One moment we could see the mountains out the school room, beige, dusty, and comforting in their arid regularity, and the next they were gone, buried in deep purple clouds with wispy bottoms. Having been coerced by my triathlon team, The Turkey Basters, I ventured out in the evening for a run in the rain. Tian, Silas, and Tehva ran like lunatics through the drizzle that dampened the dust trapped in the air, and Tony went for a swim. The rain was soft and happy and everyone smiled.
This morning dawned with blue skies, but by 3 p.m. the rain had begun, this time with a flash of lightning from the clouds that were now brown and black. The rain fell in an enormous torrent and within an hour the wadis were so full that driving on any road in our area became an amphibious experience. By my count, three out of every five vehicles on the road either hit a curb, skidded off the road, dinged another auto, or skidded in the slick of oil-tinged rain water. Driving the ten kilometers to the university to pick up Tony took 30 minutes, and the return 45 minutes.
And when we returned?
Tian and Tehva, whom I had irresponsibly left at home, greeted us at the door, wading through standing water in the foyer. "Oh my gosh! Where were you? I thought you had been in a car wreck!" Tian's had very attractively rolled her pants nearly to her thighs and she wrung her hands like the mother of a teenager. "You have been gone for like THREE HOURS!"
I didn't have a chance to point out that we had been gone less than two hours as she plowed right along with her story. "I was upstairs with Tehva and came downstairs because I thought I heard something and THERE WAS WATER EVERYWHERE!" True enough, the grit, dust, and dirt with which we live in its dry form had been carried by rain water into the house and now, in the form of a silty mud, coated the entire first floor.

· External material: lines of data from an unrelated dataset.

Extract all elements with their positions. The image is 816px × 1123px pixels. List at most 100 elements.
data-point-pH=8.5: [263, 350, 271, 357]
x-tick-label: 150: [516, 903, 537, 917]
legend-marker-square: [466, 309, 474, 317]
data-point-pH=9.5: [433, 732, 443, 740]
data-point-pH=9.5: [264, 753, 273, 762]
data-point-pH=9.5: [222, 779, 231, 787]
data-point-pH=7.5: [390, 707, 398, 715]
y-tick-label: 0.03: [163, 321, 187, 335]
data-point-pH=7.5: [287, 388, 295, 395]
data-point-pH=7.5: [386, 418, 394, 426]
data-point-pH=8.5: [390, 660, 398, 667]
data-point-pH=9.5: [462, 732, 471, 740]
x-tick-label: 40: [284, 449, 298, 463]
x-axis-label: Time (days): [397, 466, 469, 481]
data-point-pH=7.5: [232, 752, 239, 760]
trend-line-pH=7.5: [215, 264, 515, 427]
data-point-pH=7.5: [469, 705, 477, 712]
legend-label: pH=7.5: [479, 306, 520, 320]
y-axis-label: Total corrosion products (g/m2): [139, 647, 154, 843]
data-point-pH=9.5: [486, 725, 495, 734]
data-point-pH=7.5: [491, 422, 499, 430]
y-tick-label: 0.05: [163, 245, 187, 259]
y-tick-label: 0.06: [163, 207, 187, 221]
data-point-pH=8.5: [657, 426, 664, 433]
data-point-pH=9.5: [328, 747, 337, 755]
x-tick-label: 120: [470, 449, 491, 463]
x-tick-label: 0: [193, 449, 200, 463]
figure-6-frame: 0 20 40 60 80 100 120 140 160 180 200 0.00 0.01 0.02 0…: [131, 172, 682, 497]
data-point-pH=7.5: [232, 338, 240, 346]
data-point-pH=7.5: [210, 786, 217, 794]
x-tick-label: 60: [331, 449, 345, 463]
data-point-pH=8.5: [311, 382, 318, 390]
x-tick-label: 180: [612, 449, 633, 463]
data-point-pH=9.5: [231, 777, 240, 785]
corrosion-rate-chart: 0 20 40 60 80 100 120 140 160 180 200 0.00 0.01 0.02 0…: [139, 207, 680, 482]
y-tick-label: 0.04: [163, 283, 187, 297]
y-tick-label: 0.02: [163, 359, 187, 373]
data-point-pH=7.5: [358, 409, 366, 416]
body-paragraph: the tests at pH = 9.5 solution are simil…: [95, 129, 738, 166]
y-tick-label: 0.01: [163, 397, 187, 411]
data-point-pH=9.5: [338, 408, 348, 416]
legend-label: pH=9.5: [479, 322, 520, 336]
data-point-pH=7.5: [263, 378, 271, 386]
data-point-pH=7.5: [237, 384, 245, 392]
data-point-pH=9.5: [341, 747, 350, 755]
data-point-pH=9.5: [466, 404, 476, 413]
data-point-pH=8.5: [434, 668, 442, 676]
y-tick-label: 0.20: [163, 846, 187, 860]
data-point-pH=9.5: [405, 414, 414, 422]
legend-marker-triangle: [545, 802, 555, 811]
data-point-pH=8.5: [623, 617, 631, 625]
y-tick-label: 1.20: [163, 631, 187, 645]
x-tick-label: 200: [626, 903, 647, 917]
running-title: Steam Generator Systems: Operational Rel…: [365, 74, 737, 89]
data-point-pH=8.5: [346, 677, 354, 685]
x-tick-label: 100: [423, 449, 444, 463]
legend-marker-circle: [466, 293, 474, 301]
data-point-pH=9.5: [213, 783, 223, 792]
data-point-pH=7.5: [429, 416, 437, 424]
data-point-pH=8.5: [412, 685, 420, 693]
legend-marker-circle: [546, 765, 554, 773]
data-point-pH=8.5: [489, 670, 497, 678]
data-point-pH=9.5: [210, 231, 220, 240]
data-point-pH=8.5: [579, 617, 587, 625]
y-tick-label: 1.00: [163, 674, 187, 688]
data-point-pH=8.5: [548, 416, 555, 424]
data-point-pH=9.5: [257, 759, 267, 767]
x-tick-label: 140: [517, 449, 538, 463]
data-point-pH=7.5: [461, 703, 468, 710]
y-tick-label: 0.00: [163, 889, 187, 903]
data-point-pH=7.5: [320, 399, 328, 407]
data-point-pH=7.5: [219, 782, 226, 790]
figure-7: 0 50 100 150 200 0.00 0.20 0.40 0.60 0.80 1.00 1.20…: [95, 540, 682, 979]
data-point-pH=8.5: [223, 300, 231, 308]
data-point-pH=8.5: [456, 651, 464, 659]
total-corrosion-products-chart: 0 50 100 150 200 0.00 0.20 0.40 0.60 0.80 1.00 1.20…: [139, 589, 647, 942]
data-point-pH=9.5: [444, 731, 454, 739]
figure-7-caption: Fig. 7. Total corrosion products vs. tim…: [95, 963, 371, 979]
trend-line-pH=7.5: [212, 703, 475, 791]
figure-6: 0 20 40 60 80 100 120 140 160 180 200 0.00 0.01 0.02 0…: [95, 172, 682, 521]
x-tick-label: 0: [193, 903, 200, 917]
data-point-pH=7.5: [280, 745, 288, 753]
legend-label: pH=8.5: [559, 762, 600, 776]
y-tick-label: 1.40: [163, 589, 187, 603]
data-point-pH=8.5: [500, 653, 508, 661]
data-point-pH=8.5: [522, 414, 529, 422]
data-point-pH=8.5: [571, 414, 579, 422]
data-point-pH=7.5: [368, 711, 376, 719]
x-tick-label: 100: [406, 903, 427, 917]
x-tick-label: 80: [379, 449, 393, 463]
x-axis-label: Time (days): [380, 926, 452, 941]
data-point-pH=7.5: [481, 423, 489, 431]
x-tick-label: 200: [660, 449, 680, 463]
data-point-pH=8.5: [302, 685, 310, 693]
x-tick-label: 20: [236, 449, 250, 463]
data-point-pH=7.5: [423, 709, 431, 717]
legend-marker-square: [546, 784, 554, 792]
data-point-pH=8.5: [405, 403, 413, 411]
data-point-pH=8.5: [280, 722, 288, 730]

"The landlord told me to unplug the drains in the floors, so I did, and then the water all flowed away. Well. mostly. But I ran around the neighborhood and asked lots of people to use their phones so I could call you, but the phones were down." I must have been looking concerned, imagining Tian skipping through flood waters in the dark. She added, almost as an after thought, "Oh, but don't worry, I left Tehva here alone. She was fine."
I look over at Tehva and she is uncharacteristically quiet, flipping through a book. "You stayed by yourself, Tehva?" (Wait til the Royal Omani Police hear about this one). She nods and turns the page without making eye contact.
The cat, who is in a panic to get up off of the wet floor, climbs onto my head and perches as far away from the standing sludge as possible. Or maybe she endeavors to escape the girls, who are positively creeping me out.
"Tehva was really freaked about you guys because she thought you had died and was concerned that we wouldn't have any money to live on. But then I told her not to worry and that I know the PIN number at the bank. Then she told me she hoped you wouldn't come back because then we could have all your money and buy whatever we want."
Ah-hah.
After the clean up I hid the bank cards. Then we walked over to the mall to pick up some take away for dinner, only to find that rumors of a crippling power outage there were false. Consumerism was proceeding at its usual frantic pace and nary a dishdasha was besmirched by rain or mud.
The rain has been forcast to continue through the weekend.
If reports filter through of a five year old who has offed her parents and absconded with the bank cards, please check on us.
Between the way our house is situated off the road and the pounding of the rain, no one would ever hear us scream.